The ingredient that put the Muslim story marginally ahead was in fact the positive aspect. What made the headlines was the fact that the Muslim community turned in the lunatic to the police. It showed that this nutter converted to Islam and embraced a radical strand so unrepresentative that the Muslim community itself rejected him. The local Muslim community identified his dangerous ideas and called in the police, as any good citizens would. Far from promoting ‘Islamophobia’, this is precisely the type of story that combats it. This is the sort of story that should be on the front pages more often. In contrast, lest it needs to be pointed out, the Nazi case was reported entirely negatively. Yet Sunny – and presumably Hasan – whine and complain nonetheless.

It is this desperate clutching at straws that undermines their case entirely.

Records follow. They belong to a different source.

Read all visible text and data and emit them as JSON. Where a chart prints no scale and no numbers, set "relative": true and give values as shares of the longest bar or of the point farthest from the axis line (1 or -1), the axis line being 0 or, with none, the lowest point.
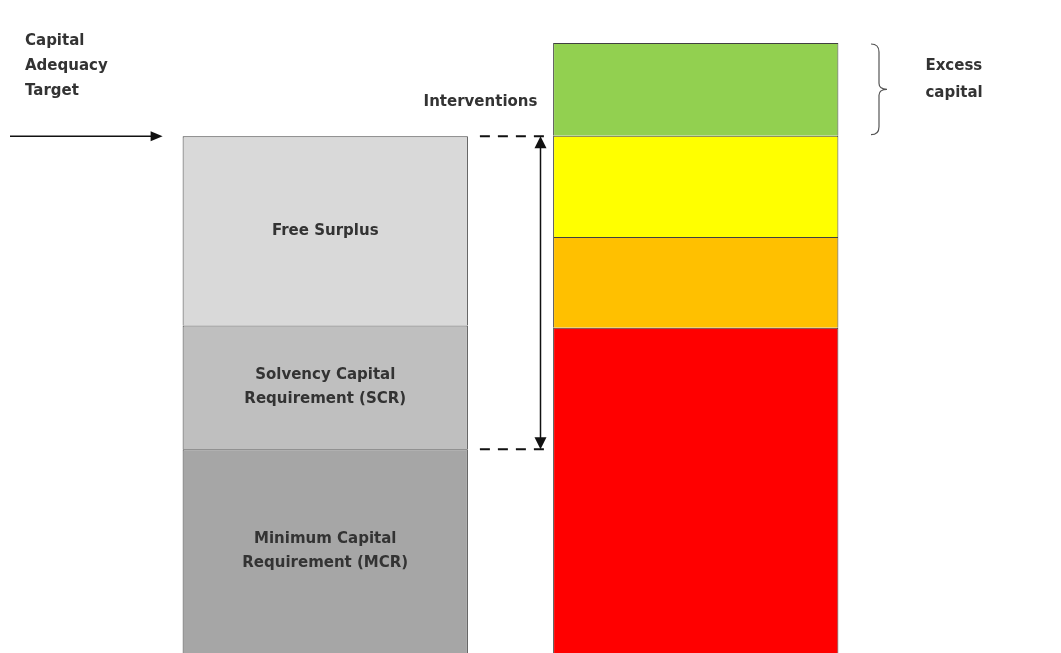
{
  "chart_data": {
    "type": "bar",
    "relative": true,
    "stacked": true,
    "categories": [
      null,
      null
    ],
    "series": [
      {
        "name": "Minimum Capital Requirement (MCR)",
        "colors": [
          "#a6a6a6",
          "#ff0000"
        ],
        "values": [
          0.334,
          0.533
        ]
      },
      {
        "name": "Solvency Capital Requirement (SCR)",
        "colors": [
          "#bfbfbf",
          "#ffc000"
        ],
        "values": [
          0.203,
          0.149
        ]
      },
      {
        "name": "Free Surplus",
        "colors": [
          "#d9d9d9",
          "#ffff00"
        ],
        "values": [
          0.31,
          0.166
        ]
      },
      {
        "colors": [
          null,
          "#92d050"
        ],
        "values": [
          null,
          0.152
        ]
      }
    ],
    "ref_lines": [
      {
        "axis": "y",
        "value": 0.847,
        "label": null,
        "line_style": "dashed"
      },
      {
        "axis": "y",
        "value": 0.334,
        "label": null,
        "line_style": "dashed"
      }
    ],
    "annotations": [
      "Capital Adequacy Target",
      "Interventions",
      "Excess capital"
    ],
    "grid": false,
    "legend": false
  }
}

Another example to punch ozone-size holes in their bubble of nonsense is that of Nicholas Roddis, a Muslim, convicted of planting a fake nail bomb on a bus and accumulating the ingredients of a real bomb. Nicholas Roddis? Well, you might ask that. The case received very little coverage this time last year. Why? Well, for the very reasons we explained to cub-reporter Mehdi: he was a lone nutter, there was no evidence of conspiracy, or an international link, or a debate over his motives. In other words, nothing to give the story wings.

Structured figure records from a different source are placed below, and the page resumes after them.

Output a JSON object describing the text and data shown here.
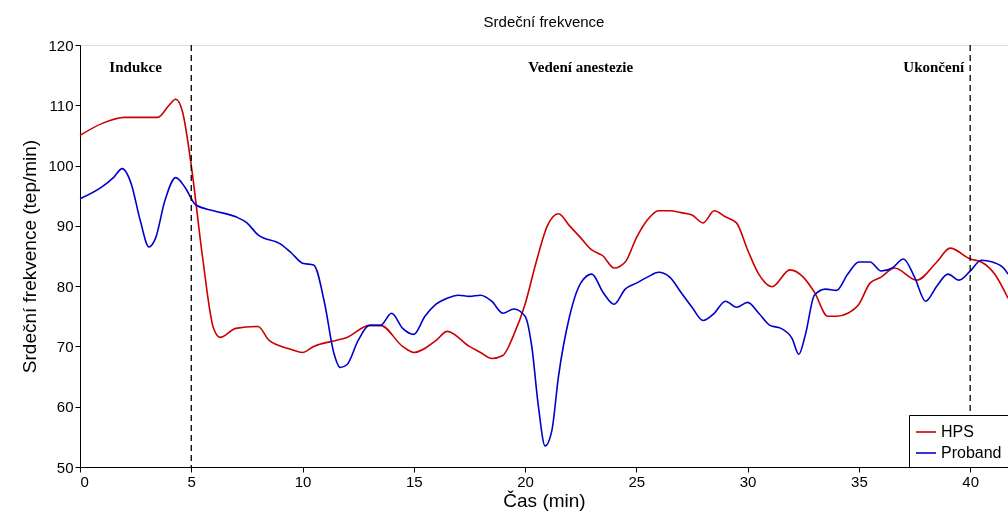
{
  "chart_data": {
    "type": "line",
    "title": "Srdeční frekvence",
    "xlabel": "Čas (min)",
    "ylabel": "Srdeční frekvence (tep/min)",
    "xlim": [
      0,
      41.7
    ],
    "ylim": [
      50,
      120
    ],
    "xticks": [
      0,
      5,
      10,
      15,
      20,
      25,
      30,
      35,
      40
    ],
    "yticks": [
      50,
      60,
      70,
      80,
      90,
      100,
      110,
      120
    ],
    "grid": false,
    "legend": "bottom right",
    "marker": "none",
    "line_style": "solid",
    "ref_lines": [
      {
        "axis": "x",
        "value": 5,
        "color": "#000000",
        "line_style": "dashed"
      },
      {
        "axis": "x",
        "value": 40,
        "color": "#000000",
        "line_style": "dashed"
      }
    ],
    "annotations": [
      "Indukce",
      "Vedení anestezie",
      "Ukončení"
    ],
    "series": [
      {
        "name": "HPS",
        "color": "#cc0000",
        "x": [
          0,
          1,
          2,
          3.5,
          4,
          4.3,
          4.6,
          5,
          5.5,
          6,
          6.3,
          7,
          8,
          8.5,
          9.5,
          10,
          10.5,
          11.5,
          12,
          13,
          13.5,
          14.5,
          15,
          16,
          16.5,
          17.5,
          18,
          18.5,
          19,
          19.5,
          20,
          20.5,
          21,
          21.5,
          22,
          22.5,
          23,
          23.5,
          24,
          24.5,
          25,
          25.5,
          26,
          26.5,
          27,
          27.5,
          28,
          28.5,
          29,
          29.5,
          30,
          30.5,
          31.1,
          31.9,
          32.5,
          33,
          33.6,
          34,
          34.5,
          35,
          35.5,
          36,
          36.6,
          37.6,
          38.5,
          39.1,
          40,
          40.5,
          41.1,
          41.7
        ],
        "values": [
          105,
          107,
          108,
          108,
          110,
          111,
          109,
          100,
          85,
          73,
          71.5,
          73,
          73.3,
          71,
          69.5,
          69,
          70,
          71,
          71.5,
          73.5,
          73.5,
          70,
          69,
          71,
          72.5,
          70,
          69,
          68,
          68.5,
          72,
          77,
          84,
          90,
          92,
          90,
          88,
          86,
          85,
          83,
          84,
          88,
          91,
          92.5,
          92.5,
          92.2,
          91.8,
          90.5,
          92.5,
          91.5,
          90.5,
          86,
          82,
          79.9,
          82.7,
          81.5,
          79,
          75,
          75,
          75.5,
          77,
          80.5,
          81.5,
          83,
          81,
          84,
          86.3,
          84.5,
          84,
          82,
          78
        ]
      },
      {
        "name": "Proband",
        "color": "#0000cc",
        "x": [
          0,
          1,
          1.5,
          1.9,
          2.3,
          2.7,
          3.1,
          3.4,
          3.8,
          4.3,
          4.7,
          5.2,
          6,
          7,
          7.5,
          8,
          9,
          9.5,
          10,
          10.5,
          11,
          11.4,
          11.7,
          12,
          12.5,
          13,
          13.5,
          14,
          14.5,
          15,
          15.5,
          16,
          16.5,
          17,
          17.5,
          18,
          18.5,
          19,
          19.5,
          20,
          20.3,
          20.6,
          20.9,
          21.2,
          21.5,
          22,
          22.5,
          23,
          23.5,
          24,
          24.5,
          25,
          25.5,
          26,
          26.5,
          27,
          27.5,
          28,
          28.5,
          29,
          29.5,
          30,
          30.5,
          31,
          31.5,
          32,
          32.3,
          32.6,
          33,
          33.5,
          34,
          34.5,
          35,
          35.5,
          36,
          36.5,
          37,
          37.5,
          38,
          38.5,
          39,
          39.5,
          40,
          40.5,
          41,
          41.5,
          41.7
        ],
        "values": [
          94.5,
          96.5,
          98,
          99.5,
          97,
          91,
          86.5,
          88,
          94,
          98,
          96.5,
          93.5,
          92.5,
          91.5,
          90.5,
          88.5,
          87,
          85.5,
          83.8,
          83.5,
          77,
          69,
          66.5,
          67,
          71,
          73.5,
          73.5,
          75.5,
          73,
          72,
          75,
          77,
          78,
          78.5,
          78.3,
          78.5,
          77.5,
          75.5,
          76.2,
          75,
          70,
          60,
          53.5,
          56,
          65,
          75,
          80.5,
          82,
          79,
          77,
          79.5,
          80.5,
          81.5,
          82.3,
          81.5,
          79,
          76.5,
          74.3,
          75.5,
          77.5,
          76.5,
          77.3,
          75.5,
          73.5,
          73,
          71.3,
          68.7,
          72,
          78.5,
          79.5,
          79.3,
          82,
          84,
          84,
          82.5,
          83,
          84.5,
          81.5,
          77.5,
          80,
          82,
          81,
          82.5,
          84.3,
          84,
          83,
          82
        ]
      }
    ]
  }
}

Needless to say, while complaining about the coverage of these cases in other media, neither The New Statesman or Pickled Politics covered any of these people either. You will search in vain at Pickled Politics for mention of Andrew Ibrahim, Neil Lewington or Nicholas Roddis. At The News Statesman, only Roddis gets a single hit. What’s the story? White converts to Islam turning into bombers! So, not much political will from the political editorial desk to address the important political issues that other political media outlets seem to politically ignoring and hiding from our body politic.

But Sunny has a knipchen when the Evening Standard runs a story is about how a vigilant Muslim community turned these dangerous cranks in. Almost simultaneously, while Sunny is doing his sneering twitters on Friday, the people of Jakarta suffered two deady terror attacks. And the man wonders why terrorism stories involving Muslims linked to international conspiracies make headlines. Remarkable.